Hacker News new | ask | show | jobs
by ergot 3499 days ago
Most browsers should forcibly transcribe this to Punycode[1]:

    https://www.𝙿𝙰𝚈𝙿𝙰𝙻.com/
And yet when I paste this into the latest Firefox it redirects to https://www.paypal.com/

No 301 redirects or anything, the browser just treats it like ASCII, which it is clearly not, it actually happens to be Fullwidth:

https://en.wikipedia.org/wiki/Fullwidth_form

Serious phishing opportunity if you ask me!

[1] https://en.wikipedia.org/wiki/Punycode

3 comments

Nope.

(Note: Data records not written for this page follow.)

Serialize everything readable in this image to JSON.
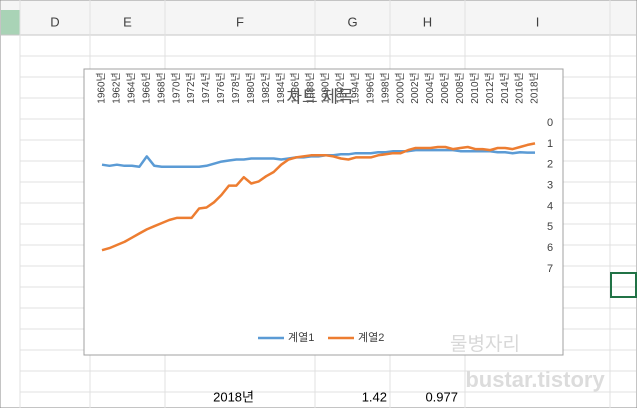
{
  "sheet": {
    "columns": [
      "D",
      "E",
      "F",
      "G",
      "H",
      "I"
    ],
    "row": [
      "2018년",
      "1.42",
      "0.977"
    ]
  },
  "watermark": [
    "물병자리",
    "bustar.tistory"
  ],
  "chart_data": {
    "type": "line",
    "title": "차트 제목",
    "categories": [
      "1960년",
      null,
      "1962년",
      null,
      "1964년",
      null,
      "1966년",
      null,
      "1968년",
      null,
      "1970년",
      null,
      "1972년",
      null,
      "1974년",
      null,
      "1976년",
      null,
      "1978년",
      null,
      "1980년",
      null,
      "1982년",
      null,
      "1984년",
      null,
      "1986년",
      null,
      "1988년",
      null,
      "1990년",
      null,
      "1992년",
      null,
      "1994년",
      null,
      "1996년",
      null,
      "1998년",
      null,
      "2000년",
      null,
      "2002년",
      null,
      "2004년",
      null,
      "2006년",
      null,
      "2008년",
      null,
      "2010년",
      null,
      "2012년",
      null,
      "2014년",
      null,
      "2016년",
      null,
      "2018년"
    ],
    "series": [
      {
        "name": "계열1",
        "color": "#5b9bd5",
        "values": [
          2.0,
          2.05,
          2.0,
          2.05,
          2.05,
          2.1,
          1.6,
          2.05,
          2.1,
          2.1,
          2.1,
          2.1,
          2.1,
          2.1,
          2.05,
          1.95,
          1.85,
          1.8,
          1.75,
          1.75,
          1.7,
          1.7,
          1.7,
          1.7,
          1.75,
          1.7,
          1.65,
          1.65,
          1.6,
          1.6,
          1.55,
          1.55,
          1.5,
          1.5,
          1.45,
          1.45,
          1.45,
          1.4,
          1.4,
          1.35,
          1.35,
          1.35,
          1.3,
          1.3,
          1.3,
          1.3,
          1.3,
          1.3,
          1.35,
          1.35,
          1.35,
          1.35,
          1.35,
          1.4,
          1.4,
          1.45,
          1.4,
          1.42,
          1.42
        ]
      },
      {
        "name": "계열2",
        "color": "#ed7d31",
        "values": [
          6.1,
          6.0,
          5.85,
          5.7,
          5.5,
          5.3,
          5.1,
          4.95,
          4.8,
          4.65,
          4.55,
          4.55,
          4.55,
          4.1,
          4.05,
          3.8,
          3.45,
          3.0,
          3.0,
          2.6,
          2.9,
          2.8,
          2.55,
          2.35,
          2.0,
          1.75,
          1.65,
          1.6,
          1.55,
          1.55,
          1.55,
          1.6,
          1.7,
          1.75,
          1.65,
          1.65,
          1.65,
          1.55,
          1.5,
          1.45,
          1.45,
          1.3,
          1.2,
          1.2,
          1.2,
          1.15,
          1.15,
          1.25,
          1.2,
          1.15,
          1.25,
          1.25,
          1.3,
          1.2,
          1.2,
          1.25,
          1.15,
          1.05,
          0.977
        ]
      }
    ],
    "ylim": [
      0,
      7
    ],
    "yticks": [
      0,
      1,
      2,
      3,
      4,
      5,
      6,
      7
    ],
    "y_reversed": true,
    "legend": "bottom"
  }
}
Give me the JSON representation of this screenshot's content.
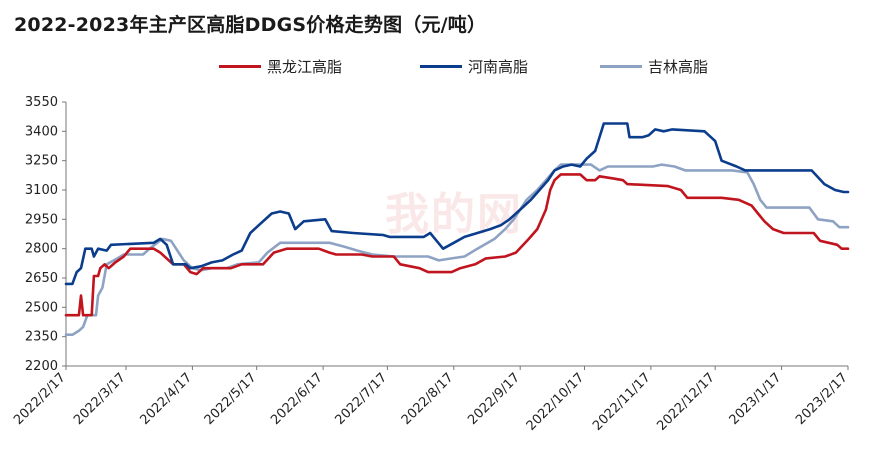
{
  "chart_data": {
    "type": "line",
    "title": "2022-2023年主产区高脂DDGS价格走势图（元/吨）",
    "ylim": [
      2200,
      3550
    ],
    "yticks": [
      2200,
      2350,
      2500,
      2650,
      2800,
      2950,
      3100,
      3250,
      3400,
      3550
    ],
    "x_range": [
      "2022/2/17",
      "2023/2/17"
    ],
    "xticks": [
      "2022/2/17",
      "2022/3/17",
      "2022/4/17",
      "2022/5/17",
      "2022/6/17",
      "2022/7/17",
      "2022/8/17",
      "2022/9/17",
      "2022/10/17",
      "2022/11/17",
      "2022/12/17",
      "2023/1/17",
      "2023/2/17"
    ],
    "grid": false,
    "legend_position": "top",
    "series": [
      {
        "name": "黑龙江高脂",
        "color": "#c0141e",
        "points": [
          [
            "2022/2/17",
            2460
          ],
          [
            "2022/2/21",
            2460
          ],
          [
            "2022/2/23",
            2460
          ],
          [
            "2022/2/24",
            2560
          ],
          [
            "2022/2/25",
            2460
          ],
          [
            "2022/3/1",
            2460
          ],
          [
            "2022/3/2",
            2660
          ],
          [
            "2022/3/4",
            2660
          ],
          [
            "2022/3/5",
            2700
          ],
          [
            "2022/3/7",
            2720
          ],
          [
            "2022/3/9",
            2700
          ],
          [
            "2022/3/12",
            2730
          ],
          [
            "2022/3/16",
            2760
          ],
          [
            "2022/3/19",
            2800
          ],
          [
            "2022/3/30",
            2800
          ],
          [
            "2022/4/2",
            2780
          ],
          [
            "2022/4/8",
            2720
          ],
          [
            "2022/4/13",
            2720
          ],
          [
            "2022/4/16",
            2680
          ],
          [
            "2022/4/19",
            2670
          ],
          [
            "2022/4/22",
            2700
          ],
          [
            "2022/5/5",
            2700
          ],
          [
            "2022/5/10",
            2720
          ],
          [
            "2022/5/20",
            2720
          ],
          [
            "2022/5/25",
            2780
          ],
          [
            "2022/5/31",
            2800
          ],
          [
            "2022/6/15",
            2800
          ],
          [
            "2022/6/20",
            2780
          ],
          [
            "2022/6/23",
            2770
          ],
          [
            "2022/7/5",
            2770
          ],
          [
            "2022/7/10",
            2760
          ],
          [
            "2022/7/20",
            2760
          ],
          [
            "2022/7/23",
            2720
          ],
          [
            "2022/8/1",
            2700
          ],
          [
            "2022/8/5",
            2680
          ],
          [
            "2022/8/16",
            2680
          ],
          [
            "2022/8/20",
            2700
          ],
          [
            "2022/8/27",
            2720
          ],
          [
            "2022/9/1",
            2750
          ],
          [
            "2022/9/10",
            2760
          ],
          [
            "2022/9/15",
            2780
          ],
          [
            "2022/9/21",
            2850
          ],
          [
            "2022/9/25",
            2900
          ],
          [
            "2022/9/29",
            3000
          ],
          [
            "2022/10/1",
            3100
          ],
          [
            "2022/10/3",
            3150
          ],
          [
            "2022/10/6",
            3180
          ],
          [
            "2022/10/15",
            3180
          ],
          [
            "2022/10/18",
            3150
          ],
          [
            "2022/10/22",
            3150
          ],
          [
            "2022/10/24",
            3170
          ],
          [
            "2022/10/30",
            3160
          ],
          [
            "2022/11/4",
            3150
          ],
          [
            "2022/11/6",
            3130
          ],
          [
            "2022/11/25",
            3120
          ],
          [
            "2022/12/1",
            3100
          ],
          [
            "2022/12/4",
            3060
          ],
          [
            "2022/12/20",
            3060
          ],
          [
            "2022/12/28",
            3050
          ],
          [
            "2023/1/3",
            3020
          ],
          [
            "2023/1/6",
            2980
          ],
          [
            "2023/1/9",
            2940
          ],
          [
            "2023/1/13",
            2900
          ],
          [
            "2023/1/18",
            2880
          ],
          [
            "2023/2/1",
            2880
          ],
          [
            "2023/2/4",
            2840
          ],
          [
            "2023/2/12",
            2820
          ],
          [
            "2023/2/14",
            2800
          ],
          [
            "2023/2/17",
            2800
          ]
        ]
      },
      {
        "name": "河南高脂",
        "color": "#0b3d8c",
        "points": [
          [
            "2022/2/17",
            2620
          ],
          [
            "2022/2/20",
            2620
          ],
          [
            "2022/2/22",
            2680
          ],
          [
            "2022/2/24",
            2700
          ],
          [
            "2022/2/26",
            2800
          ],
          [
            "2022/3/1",
            2800
          ],
          [
            "2022/3/2",
            2760
          ],
          [
            "2022/3/4",
            2800
          ],
          [
            "2022/3/8",
            2790
          ],
          [
            "2022/3/10",
            2820
          ],
          [
            "2022/3/30",
            2830
          ],
          [
            "2022/4/2",
            2850
          ],
          [
            "2022/4/5",
            2820
          ],
          [
            "2022/4/8",
            2720
          ],
          [
            "2022/4/14",
            2720
          ],
          [
            "2022/4/16",
            2700
          ],
          [
            "2022/4/21",
            2710
          ],
          [
            "2022/4/26",
            2730
          ],
          [
            "2022/5/1",
            2740
          ],
          [
            "2022/5/6",
            2770
          ],
          [
            "2022/5/10",
            2790
          ],
          [
            "2022/5/14",
            2880
          ],
          [
            "2022/5/18",
            2920
          ],
          [
            "2022/5/24",
            2980
          ],
          [
            "2022/5/28",
            2990
          ],
          [
            "2022/6/1",
            2980
          ],
          [
            "2022/6/4",
            2900
          ],
          [
            "2022/6/8",
            2940
          ],
          [
            "2022/6/18",
            2950
          ],
          [
            "2022/6/21",
            2890
          ],
          [
            "2022/7/1",
            2880
          ],
          [
            "2022/7/15",
            2870
          ],
          [
            "2022/7/18",
            2860
          ],
          [
            "2022/8/3",
            2860
          ],
          [
            "2022/8/6",
            2880
          ],
          [
            "2022/8/9",
            2840
          ],
          [
            "2022/8/12",
            2800
          ],
          [
            "2022/8/17",
            2830
          ],
          [
            "2022/8/22",
            2860
          ],
          [
            "2022/8/28",
            2880
          ],
          [
            "2022/9/3",
            2900
          ],
          [
            "2022/9/8",
            2920
          ],
          [
            "2022/9/12",
            2950
          ],
          [
            "2022/9/17",
            3000
          ],
          [
            "2022/9/22",
            3050
          ],
          [
            "2022/9/26",
            3100
          ],
          [
            "2022/9/30",
            3150
          ],
          [
            "2022/10/3",
            3200
          ],
          [
            "2022/10/7",
            3220
          ],
          [
            "2022/10/11",
            3230
          ],
          [
            "2022/10/15",
            3220
          ],
          [
            "2022/10/18",
            3260
          ],
          [
            "2022/10/22",
            3300
          ],
          [
            "2022/10/26",
            3440
          ],
          [
            "2022/11/6",
            3440
          ],
          [
            "2022/11/7",
            3370
          ],
          [
            "2022/11/13",
            3370
          ],
          [
            "2022/11/16",
            3380
          ],
          [
            "2022/11/19",
            3410
          ],
          [
            "2022/11/23",
            3400
          ],
          [
            "2022/11/27",
            3410
          ],
          [
            "2022/12/12",
            3400
          ],
          [
            "2022/12/17",
            3350
          ],
          [
            "2022/12/20",
            3250
          ],
          [
            "2022/12/27",
            3220
          ],
          [
            "2022/12/31",
            3200
          ],
          [
            "2023/1/28",
            3200
          ],
          [
            "2023/1/31",
            3200
          ],
          [
            "2023/2/6",
            3130
          ],
          [
            "2023/2/11",
            3100
          ],
          [
            "2023/2/15",
            3090
          ],
          [
            "2023/2/17",
            3090
          ]
        ]
      },
      {
        "name": "吉林高脂",
        "color": "#8ea2c4",
        "points": [
          [
            "2022/2/17",
            2360
          ],
          [
            "2022/2/20",
            2360
          ],
          [
            "2022/2/23",
            2380
          ],
          [
            "2022/2/25",
            2400
          ],
          [
            "2022/2/27",
            2460
          ],
          [
            "2022/3/3",
            2460
          ],
          [
            "2022/3/4",
            2560
          ],
          [
            "2022/3/6",
            2600
          ],
          [
            "2022/3/8",
            2720
          ],
          [
            "2022/3/13",
            2750
          ],
          [
            "2022/3/16",
            2770
          ],
          [
            "2022/3/25",
            2770
          ],
          [
            "2022/3/28",
            2800
          ],
          [
            "2022/4/3",
            2850
          ],
          [
            "2022/4/7",
            2840
          ],
          [
            "2022/4/13",
            2740
          ],
          [
            "2022/4/17",
            2700
          ],
          [
            "2022/4/21",
            2690
          ],
          [
            "2022/4/26",
            2700
          ],
          [
            "2022/5/3",
            2700
          ],
          [
            "2022/5/8",
            2720
          ],
          [
            "2022/5/18",
            2730
          ],
          [
            "2022/5/22",
            2780
          ],
          [
            "2022/5/28",
            2830
          ],
          [
            "2022/6/20",
            2830
          ],
          [
            "2022/6/27",
            2810
          ],
          [
            "2022/7/3",
            2790
          ],
          [
            "2022/7/10",
            2770
          ],
          [
            "2022/7/20",
            2760
          ],
          [
            "2022/8/5",
            2760
          ],
          [
            "2022/8/10",
            2740
          ],
          [
            "2022/8/16",
            2750
          ],
          [
            "2022/8/22",
            2760
          ],
          [
            "2022/8/28",
            2800
          ],
          [
            "2022/9/5",
            2850
          ],
          [
            "2022/9/10",
            2900
          ],
          [
            "2022/9/14",
            2950
          ],
          [
            "2022/9/20",
            3050
          ],
          [
            "2022/9/25",
            3100
          ],
          [
            "2022/9/29",
            3150
          ],
          [
            "2022/10/3",
            3200
          ],
          [
            "2022/10/6",
            3230
          ],
          [
            "2022/10/20",
            3230
          ],
          [
            "2022/10/24",
            3200
          ],
          [
            "2022/10/28",
            3220
          ],
          [
            "2022/11/18",
            3220
          ],
          [
            "2022/11/22",
            3230
          ],
          [
            "2022/11/28",
            3220
          ],
          [
            "2022/12/3",
            3200
          ],
          [
            "2022/12/25",
            3200
          ],
          [
            "2023/1/1",
            3190
          ],
          [
            "2023/1/4",
            3130
          ],
          [
            "2023/1/7",
            3050
          ],
          [
            "2023/1/10",
            3010
          ],
          [
            "2023/1/30",
            3010
          ],
          [
            "2023/2/3",
            2950
          ],
          [
            "2023/2/10",
            2940
          ],
          [
            "2023/2/13",
            2910
          ],
          [
            "2023/2/17",
            2910
          ]
        ]
      }
    ]
  }
}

The browser is behaving sensibly, since you can't register that domain. It's applying the same rules that the registrars do.

ICANN require that registries follow RFC3491 and related RFCs for name prep before allowing a name to be registered https://www.icann.org/resources/unthemed-pages/idn-guideline... . What that one does is (among other things) NFKC normalization and case-folding:

    irb(main):016:0> "\ufeff\uff30\uff21\uff39\uff30\uff21\uff2c"
    => "PAYPAL"
    irb(main):017:0> "\ufeff\uff30\uff21\uff39\uff30\uff21\uff2c".unicode_normalize(:nfkc).downcase
    => "paypal"
Interesting. So, out of interest, why is the same not being applied for ɢ? (When I ran it through Python's unidecode I got the roman symbol all the same).
Because 'small capital g' doesn't have a compatibility decomposition to G, but wide letter P does have a compatibility decomposition to 'normal' P. Unicode normalization kills large classes of homograph attacks but by no means all. conventions over mixing scripts from different languages stop some more, but there's no single answer.
Doing the "ɢ" conversion here[0], I get

  xn--1na
[0]https://www.punycoder.com/
The problem is that the RFCs aren't restrictive enough, partly because the IETF doesn't have much authority over registrars. The domain name rules really ought to be something like "one script, plus numbers, in a domain name part". But this runs into such things as the tendency in Japan to mix kanjii with English words. Then there's the whole right-to-left mark business, which has to coexist with left-to-right TLDs.
So if I mix ASCII with obscure UTF8 characters like the domain in OP's post I can register it then?

Something like www.paypal.com --> www.n--pal-n76secrc.com

No. When you apply NFKC normalization to that string, you get just 'paypal', so Paypal have already registered the result. You can try that here: http://mct.verisign-grs.com/ - notice how the output is not the same as some online converters based on punycode.js, because that doesn't have nameprep support https://github.com/bestiejs/punycode.js/issues/40
Those characters are not fullwidth.

This:

www.paypal.com

or this:

www.PAYPAL.com

would be fullwidth.

What you actually posted are characters in the Mathematical Alphanumeric Symbols block. Specifically:

𝙿 — U+1D67F MATHEMATICAL MONOSPACE CAPITAL P

𝙰 — U+1D670 MATHEMATICAL MONOSPACE CAPITAL A

𝚈 — U+1D688 MATHEMATICAL MONOSPACE CAPITAL Y

𝙻 — U+1D67B MATHEMATICAL MONOSPACE CAPITAL L

How is that a phishing opportunity if it redirects you to the real website?